Department of Anaesthesia, Hospital for Sick Kids, Toronto, Canada.

出版信息

Indian J Anaesth. 2018 Jan;62(1):53-60. doi: 10.4103/ija.IJA_448_17.

Abstract

BACKGROUND AND AIMS

Routine use of pre-procedural ultrasound guided midline approach has not shown to improve success rate in administering subarachnoid block. The study hypothesis was that the routine use of pre-procedural (not real time) ultrasound-guided paramedian spinals at L5-S1 interspace could reduce the number of passes (i.e., withdrawal and redirection of spinal needle without exiting the skin) required to enter the subarachnoid space when compared to the conventional landmark-guided midline approach.

METHODS

After local ethics approval, 120 consenting patients scheduled for elective total joint replacements (Hip and Knee) were randomised into either Group C where conventional midline approach with palpated landmarks was used or Group P where pre-procedural ultrasound was used to perform subarachnoid block by paramedian approach at L5-S1 interspace (real time ultrasound guidance was not used).

RESULTS

There was no difference in primary outcome (difference in number of passes) between the two groups.
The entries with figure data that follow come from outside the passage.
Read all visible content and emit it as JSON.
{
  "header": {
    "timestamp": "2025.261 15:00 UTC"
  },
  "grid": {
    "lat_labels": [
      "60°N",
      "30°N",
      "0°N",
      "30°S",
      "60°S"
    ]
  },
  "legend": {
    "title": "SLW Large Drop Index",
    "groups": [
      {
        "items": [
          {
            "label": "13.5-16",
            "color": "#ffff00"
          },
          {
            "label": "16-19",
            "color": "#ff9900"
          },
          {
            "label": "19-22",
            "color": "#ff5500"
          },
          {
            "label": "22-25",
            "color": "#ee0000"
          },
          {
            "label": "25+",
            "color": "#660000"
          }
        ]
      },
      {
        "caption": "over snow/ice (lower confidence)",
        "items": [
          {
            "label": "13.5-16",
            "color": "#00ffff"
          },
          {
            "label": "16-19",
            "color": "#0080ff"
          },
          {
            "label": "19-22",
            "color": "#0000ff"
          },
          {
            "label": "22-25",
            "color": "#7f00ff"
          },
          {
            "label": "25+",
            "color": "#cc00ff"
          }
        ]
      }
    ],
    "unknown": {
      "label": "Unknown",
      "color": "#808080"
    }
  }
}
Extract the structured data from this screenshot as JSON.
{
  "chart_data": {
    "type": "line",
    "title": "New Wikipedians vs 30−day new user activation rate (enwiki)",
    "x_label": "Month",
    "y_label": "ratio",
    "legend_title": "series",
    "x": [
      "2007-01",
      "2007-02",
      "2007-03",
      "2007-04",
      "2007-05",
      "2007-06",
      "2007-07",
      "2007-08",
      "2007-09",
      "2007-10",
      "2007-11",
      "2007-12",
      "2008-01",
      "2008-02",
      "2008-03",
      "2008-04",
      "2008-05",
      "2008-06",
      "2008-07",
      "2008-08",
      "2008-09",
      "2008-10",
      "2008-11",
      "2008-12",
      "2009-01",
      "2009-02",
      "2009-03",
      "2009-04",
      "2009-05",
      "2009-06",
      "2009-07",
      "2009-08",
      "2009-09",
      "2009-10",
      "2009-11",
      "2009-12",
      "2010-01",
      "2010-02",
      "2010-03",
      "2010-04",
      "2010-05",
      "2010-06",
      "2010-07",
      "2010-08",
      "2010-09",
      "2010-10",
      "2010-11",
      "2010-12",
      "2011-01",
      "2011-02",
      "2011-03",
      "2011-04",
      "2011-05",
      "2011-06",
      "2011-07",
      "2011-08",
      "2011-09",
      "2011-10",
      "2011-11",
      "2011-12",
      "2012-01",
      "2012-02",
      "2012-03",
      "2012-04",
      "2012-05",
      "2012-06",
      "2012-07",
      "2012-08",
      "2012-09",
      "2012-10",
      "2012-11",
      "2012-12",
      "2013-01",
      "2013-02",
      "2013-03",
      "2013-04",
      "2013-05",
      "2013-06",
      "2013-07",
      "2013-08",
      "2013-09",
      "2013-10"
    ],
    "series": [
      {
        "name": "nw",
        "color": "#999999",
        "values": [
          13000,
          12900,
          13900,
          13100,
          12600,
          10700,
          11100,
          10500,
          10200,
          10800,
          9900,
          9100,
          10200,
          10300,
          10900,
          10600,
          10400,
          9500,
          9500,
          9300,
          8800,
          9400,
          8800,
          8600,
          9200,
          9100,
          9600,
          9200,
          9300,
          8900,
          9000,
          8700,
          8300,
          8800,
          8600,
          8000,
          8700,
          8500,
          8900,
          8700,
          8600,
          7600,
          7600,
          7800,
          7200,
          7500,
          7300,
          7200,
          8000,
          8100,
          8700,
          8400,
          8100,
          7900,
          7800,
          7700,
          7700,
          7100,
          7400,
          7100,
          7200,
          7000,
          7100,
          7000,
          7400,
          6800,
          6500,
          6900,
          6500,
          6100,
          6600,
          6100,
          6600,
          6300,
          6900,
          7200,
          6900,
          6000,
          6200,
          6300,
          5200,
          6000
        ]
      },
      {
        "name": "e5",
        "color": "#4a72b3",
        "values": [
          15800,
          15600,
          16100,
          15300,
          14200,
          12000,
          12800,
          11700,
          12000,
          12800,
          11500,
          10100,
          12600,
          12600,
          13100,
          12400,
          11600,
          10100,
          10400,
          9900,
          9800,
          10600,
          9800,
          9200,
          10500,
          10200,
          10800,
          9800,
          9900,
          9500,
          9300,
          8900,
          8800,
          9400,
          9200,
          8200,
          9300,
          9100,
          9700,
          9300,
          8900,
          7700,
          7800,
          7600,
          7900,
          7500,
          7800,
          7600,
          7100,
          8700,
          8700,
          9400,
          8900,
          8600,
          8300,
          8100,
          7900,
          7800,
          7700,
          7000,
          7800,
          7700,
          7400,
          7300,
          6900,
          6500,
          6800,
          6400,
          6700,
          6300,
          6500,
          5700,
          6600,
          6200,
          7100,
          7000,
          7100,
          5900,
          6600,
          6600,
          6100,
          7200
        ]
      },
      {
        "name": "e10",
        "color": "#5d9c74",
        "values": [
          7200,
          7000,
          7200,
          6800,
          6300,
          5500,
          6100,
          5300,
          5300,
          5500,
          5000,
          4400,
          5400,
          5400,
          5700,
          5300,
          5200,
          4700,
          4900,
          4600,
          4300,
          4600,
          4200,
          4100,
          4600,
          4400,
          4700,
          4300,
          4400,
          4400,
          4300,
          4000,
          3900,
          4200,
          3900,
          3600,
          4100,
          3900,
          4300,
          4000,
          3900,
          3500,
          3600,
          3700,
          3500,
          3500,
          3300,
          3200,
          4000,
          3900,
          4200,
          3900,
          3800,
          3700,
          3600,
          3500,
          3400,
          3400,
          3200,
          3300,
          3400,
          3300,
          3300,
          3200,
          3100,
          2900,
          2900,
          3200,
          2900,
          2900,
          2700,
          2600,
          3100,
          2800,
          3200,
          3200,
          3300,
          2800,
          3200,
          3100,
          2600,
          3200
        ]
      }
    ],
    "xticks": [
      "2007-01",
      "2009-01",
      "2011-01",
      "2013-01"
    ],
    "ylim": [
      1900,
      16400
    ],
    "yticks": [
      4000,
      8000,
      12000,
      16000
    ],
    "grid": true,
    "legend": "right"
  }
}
Similarly there was no difference in the number of attempts (i.e., the number of times the spinal needle was withdrawn from the skin and reinserted). The first pass success rates (1 attempt and 1 pass) was significantly greater in Group C compared to Group P [43% vs. 22%, = 0.02].

CONCLUSION

Routine use of paramedian spinal anaesthesia at L5-S1 interspace, guided by pre-procedure ultrasound, in patients undergoing lower limb joint arthroplasties did not reduce the number of passes or attempts needed to achieve successful dural puncture.

摘要

背景与目的

术前常规使用超声引导中线入路并未显示能提高蛛网膜下腔阻滞的成功率。本研究的假设是,与传统的体表标志引导中线入路相比,术前(非实时)超声引导L5 - S1间隙旁正中脊髓穿刺可减少进入蛛网膜下腔所需的穿刺次数(即脊髓穿刺针在不穿出皮肤的情况下回撤和重新定向的次数)。

方法

经当地伦理委员会批准后,将120例计划接受择期全关节置换术(髋关节和膝关节)且签署知情同意书的患者随机分为C组(采用传统的体表标志触诊中线入路)和P组(术前使用超声引导在L5 - S1间隙采用旁正中入路进行蛛网膜下腔阻滞,不使用实时超声引导)。

结果

两组的主要结局(穿刺次数差异)无差异。同样,尝试次数(即脊髓穿刺针从皮肤拔出并重新插入的次数)也无差异。C组的首次穿刺成功率(1次尝试和1次穿刺)显著高于P组[43%对22%,P = 0.02]。

结论

对于接受下肢关节置换术的患者,术前超声引导下在L5 - S1间隙常规使用旁正中脊髓麻醉并不能减少成功硬膜穿刺所需的穿刺次数或尝试次数。